A GOP staffer, however, raised an objection that a roll call vote did not take place. Since then, Republicans have not shown up for committee business.

In a statement Wednesday, Paul said the answers he has received from the SBA have not been sufficient.

“We have spent months using every tool at our disposal to get the SBA to tell us the truth about what is going on and reverse course with this money,” he said. “The SBA has stonewalled us at every turn, refusing to answer basic questions or provide even customary oversight information.”

Supporters from a number of organizations held a press conference Wednesday outside the Capitol, urging GOP senators to stop blocking Syed.

“For far too long, civil servants from ethnic or religious minorities have been held to different standards than white civil servants,” said Arielle Gingold, deputy Washington director of Bend the Arc: Jewish Action, a progressive Jewish group. Gingold added that the Republican Party “used the Jewish community as a pawn” to block Syed.

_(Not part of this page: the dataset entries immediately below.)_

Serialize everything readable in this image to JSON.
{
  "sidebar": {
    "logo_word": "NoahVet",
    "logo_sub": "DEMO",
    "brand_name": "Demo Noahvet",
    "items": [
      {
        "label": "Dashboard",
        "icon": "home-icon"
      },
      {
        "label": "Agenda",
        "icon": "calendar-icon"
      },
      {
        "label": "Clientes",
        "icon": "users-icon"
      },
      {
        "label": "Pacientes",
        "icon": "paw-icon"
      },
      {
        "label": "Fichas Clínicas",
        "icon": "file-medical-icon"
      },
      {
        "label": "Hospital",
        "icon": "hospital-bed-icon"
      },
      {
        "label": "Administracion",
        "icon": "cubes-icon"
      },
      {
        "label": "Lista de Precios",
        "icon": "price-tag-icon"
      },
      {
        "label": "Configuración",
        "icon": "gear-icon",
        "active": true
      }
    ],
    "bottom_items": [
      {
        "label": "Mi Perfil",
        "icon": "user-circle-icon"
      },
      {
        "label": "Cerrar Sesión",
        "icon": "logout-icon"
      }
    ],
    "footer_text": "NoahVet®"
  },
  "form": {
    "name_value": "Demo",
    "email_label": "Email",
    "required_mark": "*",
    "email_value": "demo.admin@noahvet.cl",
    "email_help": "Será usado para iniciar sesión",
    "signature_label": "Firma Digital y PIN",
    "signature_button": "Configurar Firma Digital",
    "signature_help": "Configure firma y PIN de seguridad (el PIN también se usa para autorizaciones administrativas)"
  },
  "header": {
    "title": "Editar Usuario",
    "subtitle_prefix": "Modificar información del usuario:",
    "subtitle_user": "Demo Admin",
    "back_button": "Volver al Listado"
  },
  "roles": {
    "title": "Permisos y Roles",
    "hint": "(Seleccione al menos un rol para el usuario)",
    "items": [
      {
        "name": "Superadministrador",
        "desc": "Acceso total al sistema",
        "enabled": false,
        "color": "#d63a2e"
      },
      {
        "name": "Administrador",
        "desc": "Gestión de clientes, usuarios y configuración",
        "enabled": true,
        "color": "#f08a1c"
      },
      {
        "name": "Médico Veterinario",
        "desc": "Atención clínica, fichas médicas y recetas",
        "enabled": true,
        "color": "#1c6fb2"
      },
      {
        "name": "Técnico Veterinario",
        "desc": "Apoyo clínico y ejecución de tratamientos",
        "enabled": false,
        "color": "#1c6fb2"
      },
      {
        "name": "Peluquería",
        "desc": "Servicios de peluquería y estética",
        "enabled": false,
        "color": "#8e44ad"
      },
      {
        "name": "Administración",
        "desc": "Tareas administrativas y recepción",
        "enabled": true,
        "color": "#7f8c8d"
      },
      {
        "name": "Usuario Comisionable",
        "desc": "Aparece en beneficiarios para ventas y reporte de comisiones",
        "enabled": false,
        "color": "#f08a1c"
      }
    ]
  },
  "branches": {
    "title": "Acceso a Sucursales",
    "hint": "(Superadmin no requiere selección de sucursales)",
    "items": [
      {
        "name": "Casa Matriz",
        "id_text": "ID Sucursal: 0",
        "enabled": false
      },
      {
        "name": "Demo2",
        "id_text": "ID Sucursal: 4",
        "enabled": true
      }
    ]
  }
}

Shekar Narasimhan, co-founder of AAPI Victory Fund, is a friend of Syed’s who spoke at the press conference Wednesday. He told HuffPost that Syed recognizes “he’s in the fight of his life.”

“The fight is now about things that are now larger than just simply the SBA deputy administrator,” Narasimhan said.

Syed has also received vocal support from Munr Kazmir, a Pakistani American Jew who is a major GOP donor. He has been tweeting that Senate Republicans’ refusal to move forward on Syed is hurting small businesses.

The level of support and campaigning for a nominee in this sort of role is unusual. Syed’s supporters from various organizations have run a grassroots campaign for months, writing op-eds and conducting a Day of Action in September to put pressure on GOP senators.

“We will not be swayed by events staged to generate press releases and speeches,” Paul said in his statement Wednesday, saying he will continue to demand “accountability for the Biden Administration’s lawless actions.”

“They are going to dissuade business people from ever trying to serve,” Narasimhan said of Republicans. “Business people start to see this and say to themselves, ‘It doesn’t matter what I’ve done ... it doesn’t matter what my objectives are. Somebody somewhere’s going to find something and try to nail me to the wall. I don’t know why anyone in their mind who’s sane would do this.’ That’s not good for Democrats or Republicans, and most importantly, it’s not good for America.”